So I have a race this weekend. While I had signed up for it earlier this year, it wasn’t until this week that I was 100% sure whether I was going to run it or not. I had some family obligations that might have precluded me from running it, but I got them sorted out and am now cleared to go run around the Maryland suburbs for 10-12 hours. Even excluding my undecided status, it’s been hard for me to get too excited about the run. I was borderline injured (I think/fear) coming out of Boulder Field 100K back in September so have not been training. Instead I’ve been putting up 10-20 mile weeks with no runs longer than 5 miles. I feel OK at this point and while I’m relatively confident in saying I’m healthy, I’m not confident in saying that I have enough endurance left to run 50 miles without getting injured. I’ve always (you know, always dating back to when I started doing ultras several years back) said that it’s better to be 100% healthy and under-trained than 90% healthy and 100% trained for a race. So Saturday will be a great experiment as I put this to the test. I’m really, really, really hoping that I’ve been right for the past couple years. I’m also hoping that I’m right that I’m not injured.
Another thing that now has me “meh” about this race is the weather. When I initially checked the 10 day forecast, it was supposed to be a low of about 40 and highs in the mid-50s. You know, just about perfect running weather. Now the forecast is calling for a low of 20 degrees and a high of 40. What the heck?!?! The temperatures have been so mild this fall that the coldest run I’ve done so far has been 38.3 degrees. This is going to be the high for the day, not the low. Now I have to remember what my sub-30 degree running clothes are and then decide whether I need to wear all that or if I can suck it up until the temperatures get back above 30 degrees. Bother.

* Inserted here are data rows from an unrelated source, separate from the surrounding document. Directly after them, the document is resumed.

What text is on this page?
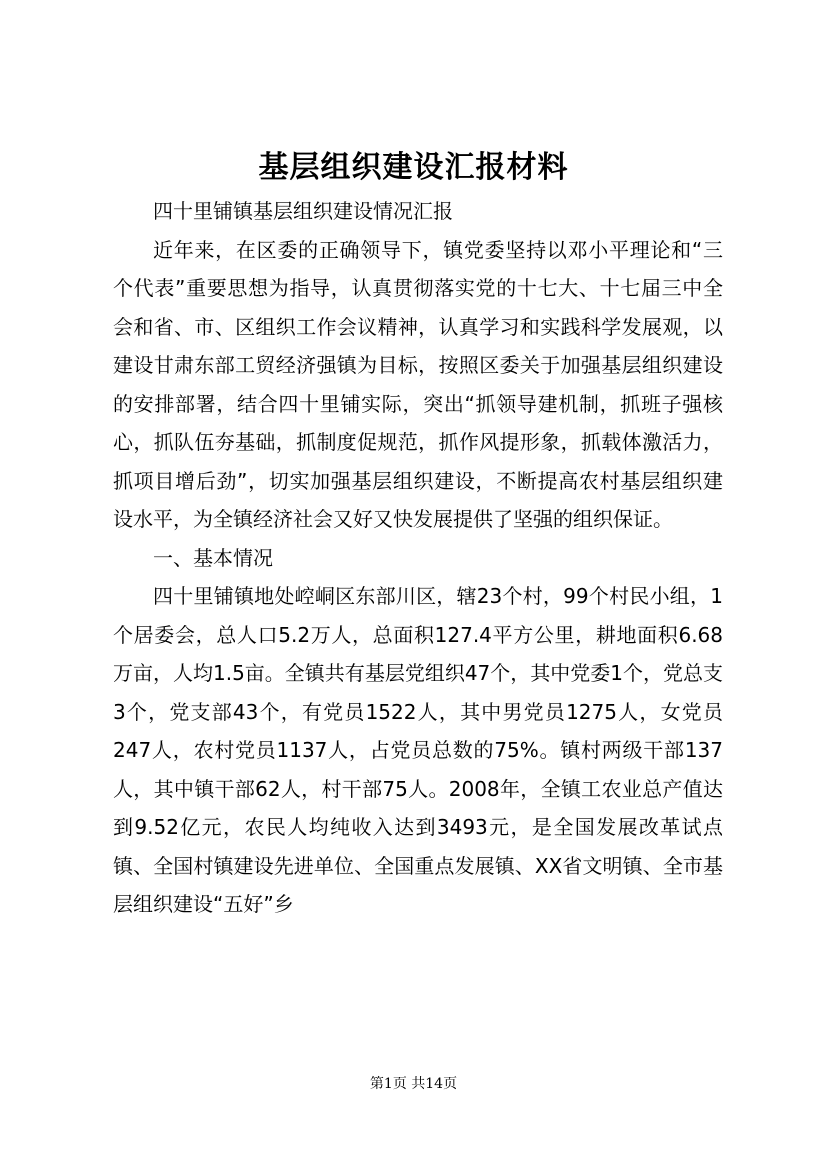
基层组织建设汇报材料

四十里铺镇基层组织建设情况汇报

近年来，在区委的正确领导下，镇党委坚持以邓小平理论和“三个代表”重要思想为指导，认真贯彻落实党的十七大、十七届三中全会和省、市、区组织工作会议精神，认真学习和实践科学发展观，以建设甘肃东部工贸经济强镇为目标，按照区委关于加强基层组织建设的安排部署，结合四十里铺实际，突出“抓领导建机制，抓班子强核心，抓队伍夯基础，抓制度促规范，抓作风提形象，抓载体激活力，抓项目增后劲”，切实加强基层组织建设，不断提高农村基层组织建设水平，为全镇经济社会又好又快发展提供了坚强的组织保证。

一、基本情况

四十里铺镇地处崆峒区东部川区，辖23个村，99个村民小组，1个居委会，总人口5.2万人，总面积127.4平方公里，耕地面积6.68万亩，人均1.5亩。全镇共有基层党组织47个，其中党委1个，党总支3个，党支部43个，有党员1522人，其中男党员1275人，女党员247人，农村党员1137人，占党员总数的75%。镇村两级干部137人，其中镇干部62人，村干部75人。2008年，全镇工农业总产值达到9.52亿元，农民人均纯收入达到3493元，是全国发展改革试点镇、全国村镇建设先进单位、全国重点发展镇、XX省文明镇、全市基层组织建设“五好”乡

第1页 共14页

And if both of those “issues” weren’t bad enough, I have some history with this race. Things didn’t go all that well the first time I ran it back in 2014. That’s most certainly an understatement as it was probably my worst race performance ever even including my DNF at the 2015 C&O Canal. While the race was a great learning experience for me, it wasn’t a painless lesson and part of me wonders if I have that to look forward to again. I would like to think that I’m an older and wiser runner now, but I’ve repeated mistakes enough times to know that I’ll probably repeat several of them many more times before I hang up my trail shoes.
All that is a long way to say that my only goal is to enjoy myself. If I can have fun out there, then I know I’ll be able to finish. It would be lying to say I don’t care entirely about my time. Of course, I do. Doing better than the 9:37 I posted three years ago would validate that I’m a better ultra runner than I was before. And part of me needs wants this validation. I’ve put a lot of time and effort into this hobby and I’d hate to think that it was all for naught. But looking at finishing times isn’t the correct way to determine the worth of a run or an experience. There’s so much more value to running long distances than the time it took you compared to the time it took in years past. You can fight Father Time, but you can’t beat him. Not in the end. But you can enjoy a run through woods. And if it takes a little longer than the last time? Well, then that just means I got my money’s worth.